Another member of our forums responded with excellent information regarding dissociative disorders. Nanajly answers, “This is what the DSM-IV-TR says,

    The essential feature of the Dissociative Disorders is a disruption in the usually integrated functions of consciousness, memory, identity, or perception. The disturbance may be sudden or gradual, transient or chronic. The disorders are:

  • Dissociative Amnesia (formerly known as Psychogenic Amnesia)
  • Dissociative Fugue
  • Dissociative Identity Disorder (formerly known as Multiple Personality Disorder)
  • Depersonalization Disorder
  • Dissociative Disorder Not Otherwise Specified (NOS)

“The term dissociative disorder is generally used when the client or patient has symptoms for the disorder, but does not meet the criteria for a specific disorder. So, that is why it is stated as "just" Dissociative Disorder.

“Dissociations are experiences with which many people have suffered. It could be the out-of-body experience someone with bipolar disorder feels when she (or he) goes on a rage or she is in a deep depression, or what a person with post traumatic stress disorder feels when she sees something that causes a flashback. These experiences are not anything to worry about unless they affect your ability to function or cause severe distress to the person experiencing them.

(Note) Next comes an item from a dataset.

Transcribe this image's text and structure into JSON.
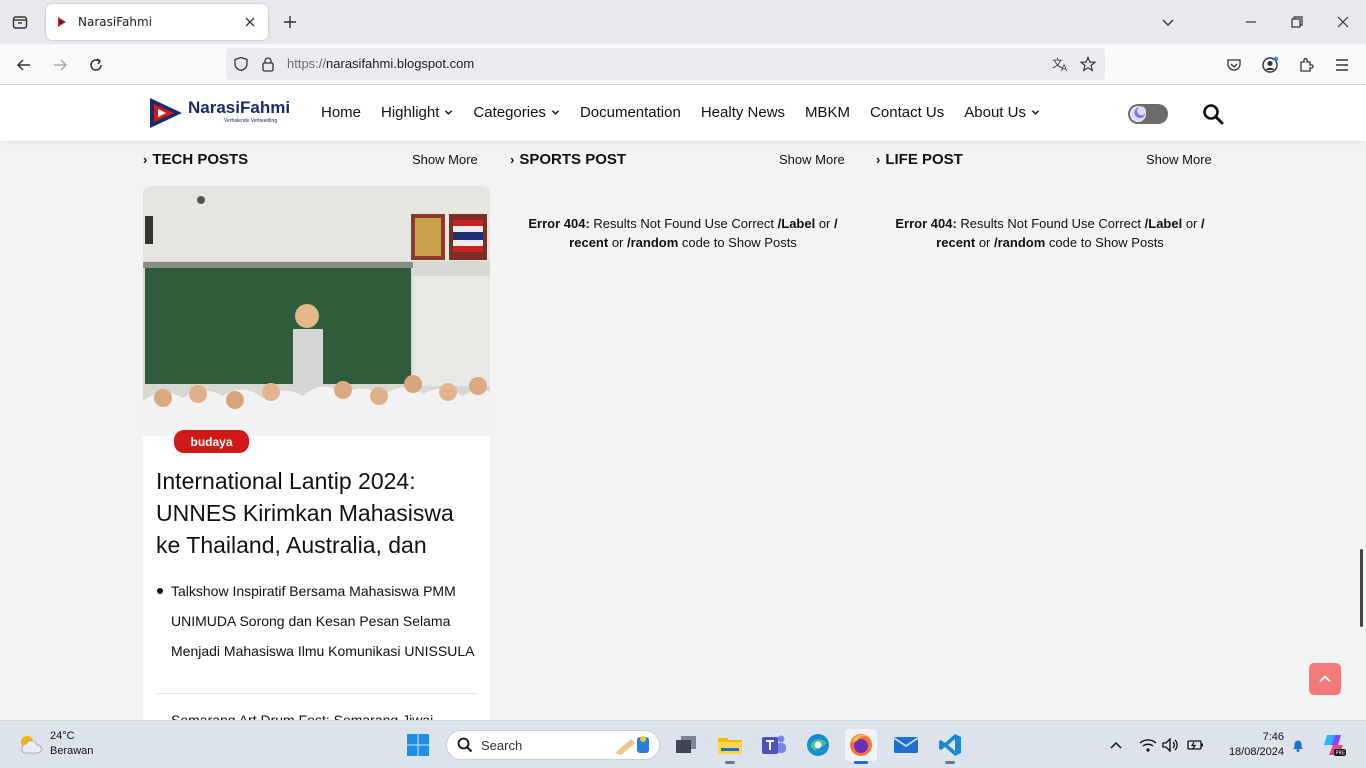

“As for dissociative disorder, depersonalization disorder, and dissociative identity disorder, there is quite a distance between these three.

“From what I have been taught, stating a person has dissociative disorder is stating that a person has some of the symptoms, but not enough to give a specific ‘label.’ It says the person suffers from some of the symptoms, but she doesn’t meet all the criteria to be listed with one specific form over another. Further, she may never have the final, major symptoms, and it will all ‘go away’ after the trauma, stress, or whatever it is setting off the problem is finished.

“Dissociative identity disorder is what was previously termed multiple personality disorder, and it is a severe condition. The person will have at least one (usually 3-5) other personalities. She will lose control of herself and become another person, and, in most cases, she will never remember what the other personalities have done. The movie Identity shows a good example of a person with severe, dangerous DID.

“As for depersonalization, according to my DSM, it is a feeling as if you are out of your body, detached from yourself. You may have no control of yourself. It is commonly associated with panic and stress disorders and is ‘caused’ by a severe stressful or traumatic event.

“Many disorders sound frightening, but they do not have to be. They come from an experience in life that is stressful - divorce, moving, death of a loved one, promotion or not getting a promotion, being diagnosed with another disorder and confused by it all. This has happened to most of us when we found out we had bipolar disorder or some other condition. It doesn't mean that we are more ‘warped,’ just that the stress is getting to us (no joke or surprise there!). Learning stress management techniques or behavior modification helps a lot."